One purpose for enacting the Bill of Rights, ironically enough, was to protect the authority of the states themselves from federal encroachment.  Henry again:

It was expressly declared in our Confederation that every right was retained by the states, respectively, which was not given up to the government of the United States. But there is no such thing here. You, therefore, by a natural and unavoidable implication, give up your rights to the general government.

Your own example furnishes an argument against it. If you give up these powers, without a bill of rights, you will exhibit the most absurd thing to mankind that ever the world saw -- government that has abandoned all its powers -- the powers of direct taxation, the sword, and the purse. You have disposed of them to Congress, without a bill of rights -- without check, limitation, or control. And still you have checks and guards; still you keep barriers -- pointed where? Pointed against your weakened, prostrated, enervated state government! You have a bill of rights to defend you against the state government, which is bereaved of all power, and yet you have none against Congress, though in full and exclusive possession of all power! You arm yourselves against the weak and defenceless, and expose yourselves naked to the armed and powerful. Is not this a conduct of unexampled absurdity?

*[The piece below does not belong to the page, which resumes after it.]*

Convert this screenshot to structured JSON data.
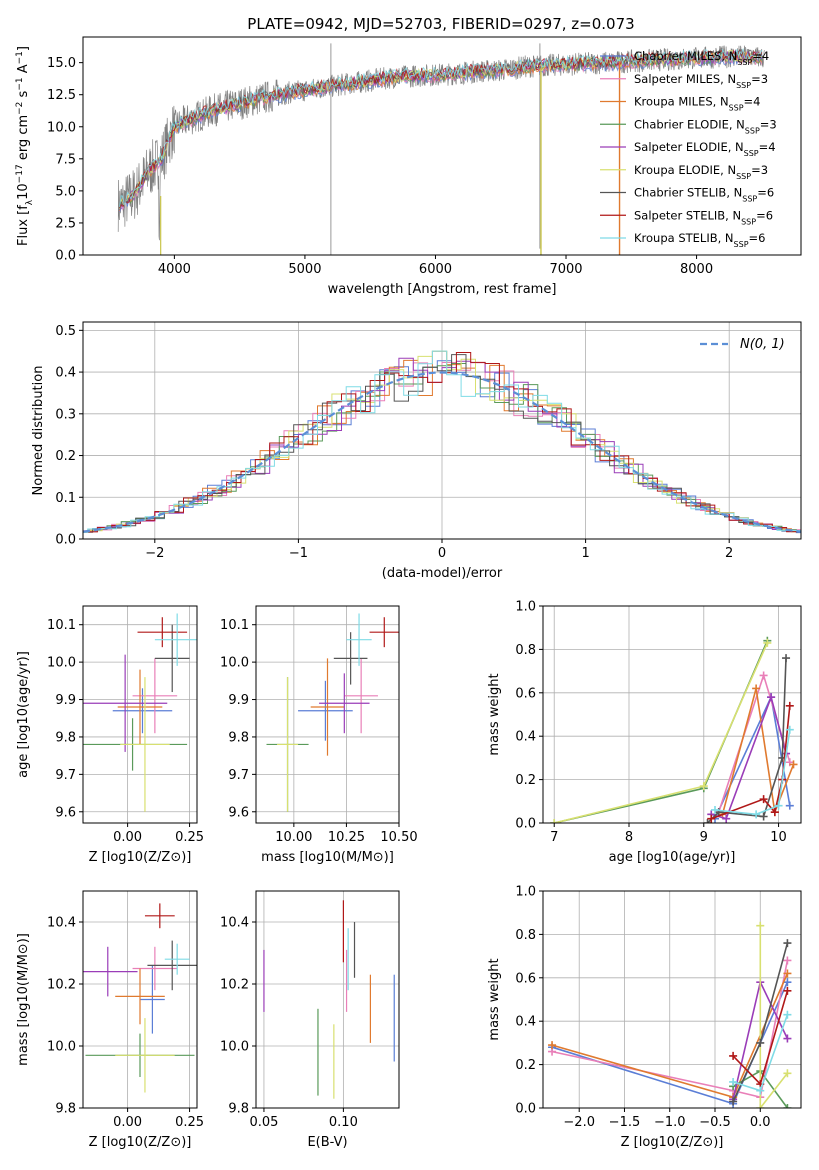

The argument of the Federalists (such as George Nicholas, quoted below) was that a bill of rights was unnecessary because the federal government had only the powers granted to it, which did not include power to encroach on the people's rights:

It is agreed upon by all that the people have all power. If they part with any of it, is it necessary to declare that they retain the rest? Liken it to any similar case. If I have one thousand acres of land, and I grant five hundred acres of it, must I declare that I retain the other five hundred? Do I grant the whole thousand acres, when I grant five hundred, unless I declare that the five hundred I do not give belong to me still? It is so in this case. After granting some powers, the rest must remain with the people.

I don't find a whole lot in the debate about whether jurors considering the guilt of a baby-raper or wife-beater should be allowed to learn truthful information of relevance to their determination, which is what Crawford is all about.  (See post 154.)

The sixth amendment was never intended by its framers to restrict the state prosecution of criminals.  Scalia's historical analysis begins with absurdity and continues with dishonesty, for the sixth amendment was intended to prevent exactly the sort of federal takeover of state functions that Crawford represents.

Reader Comments (1)

Concerning the first part of the post, discussions of the "framers' intent" is exactly as useful as discussions of "legislative intent". In some cases it is very clear what the legislative body meant (or could have meant) by a phrase or a term. In some cases, an examination of the relevant documents does not help one choose between the two or three competing understandings.

That being said, I think Scalia does have a problem with the fact that he seems to think there is a difference between the "framer's intent" and "legislative intent".

Concerning the second part of post, I think you need to say something about the 14th Amendment "due process" analysis.